UNITED STATES
SECURITIES AND EXCHANGE COMMISSION
Washington, DC 20549

FORM 8-K

CURRENT REPORT

Pursuant to Section 13 or 15 (d) of the Securities Exchange Act of 1934

Date of Report (Date of earliest event reported): August 9, 2004

EFOODSAFETY.COM, INC.
(Exact name of Registrant as specified in charter)

Nevada
333-68008
62-1772151
(State or other jurisdiction
of incorporation)
(Commission File Number) (IRS Employer
Identification Number)

1370 St. George Circle
Prescott, Arizona 86301
(Address of principal executive offices)

Registrant's telephone number, including area code: (928) 717-1088

Not applicable
(Former name or former address, if changed since last report)


FORWARD LOOKING STATEMENTS

        This Form 8-K and other reports filed by Registrant from time to time with the Securities and Exchange Commission (collectively the “Filings”) contain or may contain forward looking statements and information that are based upon beliefs of, and information currently available to, Registrant’s management as well as estimates and assumptions made by Registrant’s management. When used in the Filings the words “anticipate, “believe”, “estimate”, “expect”, “future”, “intend”, “plan” or the negative of these terms and similar expressions as they relate to Registrant or Registrant’s management identify forward looking statements. Such statements reflect the current view of Registrant with respect to future events and are subject to risks, uncertainties, assumptions and other factors relating to Registrant’s industry, Registrant’s operations and results of operations and any businesses that may be acquired by Registrant. Should one or more of these risks or uncertainties materialize, or should the underlying assumptions prove incorrect, actual results may differ significantly from those anticipated, believed, estimated, expected, intended or planned.

        Although Registrant believes that the expectations reflected in the forward looking statements are reasonable, Registrant cannot guarantee future results, levels of activity, performance or achievements. Except as required by applicable law, including the securities laws of the United States, Registrant does not intend to update any of the forward-looking statements to conform these statements to actual results.

ITEM 5. Other Events and Regulation FD Disclosure.
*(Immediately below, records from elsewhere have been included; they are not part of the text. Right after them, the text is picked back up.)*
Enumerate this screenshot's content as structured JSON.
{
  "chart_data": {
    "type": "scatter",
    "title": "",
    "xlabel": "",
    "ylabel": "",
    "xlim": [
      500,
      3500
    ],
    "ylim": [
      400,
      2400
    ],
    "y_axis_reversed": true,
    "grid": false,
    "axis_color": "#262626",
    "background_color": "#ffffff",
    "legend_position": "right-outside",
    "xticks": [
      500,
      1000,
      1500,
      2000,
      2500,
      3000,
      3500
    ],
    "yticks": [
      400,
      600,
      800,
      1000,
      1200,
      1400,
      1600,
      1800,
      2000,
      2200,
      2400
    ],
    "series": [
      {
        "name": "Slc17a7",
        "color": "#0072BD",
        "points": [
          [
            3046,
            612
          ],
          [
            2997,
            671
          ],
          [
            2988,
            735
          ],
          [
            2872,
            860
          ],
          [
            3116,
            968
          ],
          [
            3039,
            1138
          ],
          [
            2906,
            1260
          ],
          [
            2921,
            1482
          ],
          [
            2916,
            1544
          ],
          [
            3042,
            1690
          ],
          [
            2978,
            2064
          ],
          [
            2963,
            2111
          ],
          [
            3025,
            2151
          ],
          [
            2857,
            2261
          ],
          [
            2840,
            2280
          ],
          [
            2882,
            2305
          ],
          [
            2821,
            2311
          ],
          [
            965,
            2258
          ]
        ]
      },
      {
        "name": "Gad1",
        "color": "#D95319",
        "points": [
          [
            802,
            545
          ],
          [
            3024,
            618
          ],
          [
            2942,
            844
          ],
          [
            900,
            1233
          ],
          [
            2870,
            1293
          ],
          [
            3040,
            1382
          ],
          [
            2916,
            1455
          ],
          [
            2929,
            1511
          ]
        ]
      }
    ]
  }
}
        On August 9, 2004 (the “Closing Date”), EFoodSafety.com, Inc. (the “Company”) completed its financing round constituting a private sale of $2.0 million in principal of 6% convertible debenture to certain institutional investors, including Longwood Capital, LLC. The debentures are convertible into shares of the Company’s common stock at a price of $0.40 per share. For every two shares of common stock convertible under the debentures, each investor received warrants to purchase two shares of the Company’s common stock, one warrant at $0.80 per share and the other at $1.00 per share, respectively. At the closing, the Company received $2,000,000 in gross proceeds.

        The Company entered into a purchase agreement with each investor. Under this Agreement, the Company shall use its best efforts to file a registration statement to register the shares of common stock and the shares underlying the warrants issued and sold to such investors within 30 days of the Closing Date and cause, or use its best efforts to cause, the registration statement to be declared effective within 90 days of the filing of the registration statement. The terms of the Purchase Agreement provide for the cash payment of 2% of the purchase price of the convertible notes (“Purchase Price”) if the Company fails to file a registration statement or if the registration statement is not declared effective within the required time periods. If such failure continues for more than 30 days, the Company will pay the investors a payment equal to another 2% of the Purchase Price in cash. If such failures continue thereafter, the Company shall pay the investors a payment equal to 2% of the Purchase Price, in cash.


        The securities issued in the private placement have not been registered under the Securities Act of 1933, as amended, and until so registered the securities may not be offered or sold in the United States absent registration or availability of an applicable exemption from registration. The offering requires the Company to prepare and file with the Securities and Exchange Commission a registration statement for the purpose of registering under the Securities Act of 1933 all of the shares of the Company’s common stock issuable upon conversion of the notes or exercise of the warrants.

        This announcement is not an offer to sell securities of EFoodSafety.com, Inc. and any opportunity to participate in the private placement was available to a very limited group of accredited investors.

ITEM 7. Financial Statements and Exhibits

  (a) Financial Statements of Businesses Acquired. Not applicable.

  (b) Pro Forma Financial Information Not applicable

  (c) Exhibits.

Exh. No.
Description
10.1.
10.2.
10.3.
10.4.
10.5.
Form of Note and Warrant Purchase Agreement
Form of Registration Rights Agreement
Form of Convertible Note
Form of Series A Warrant
Form of Series B Warrant

SIGNATURES

Pursuant to the requirements of the Securities Exchange Act of 1934, the Registrant has duly caused this report to be signed on its behalf by the undersigned hereunto duly authorized.

Date: August 17, 2004 EFOODSAFETY.COM, INC.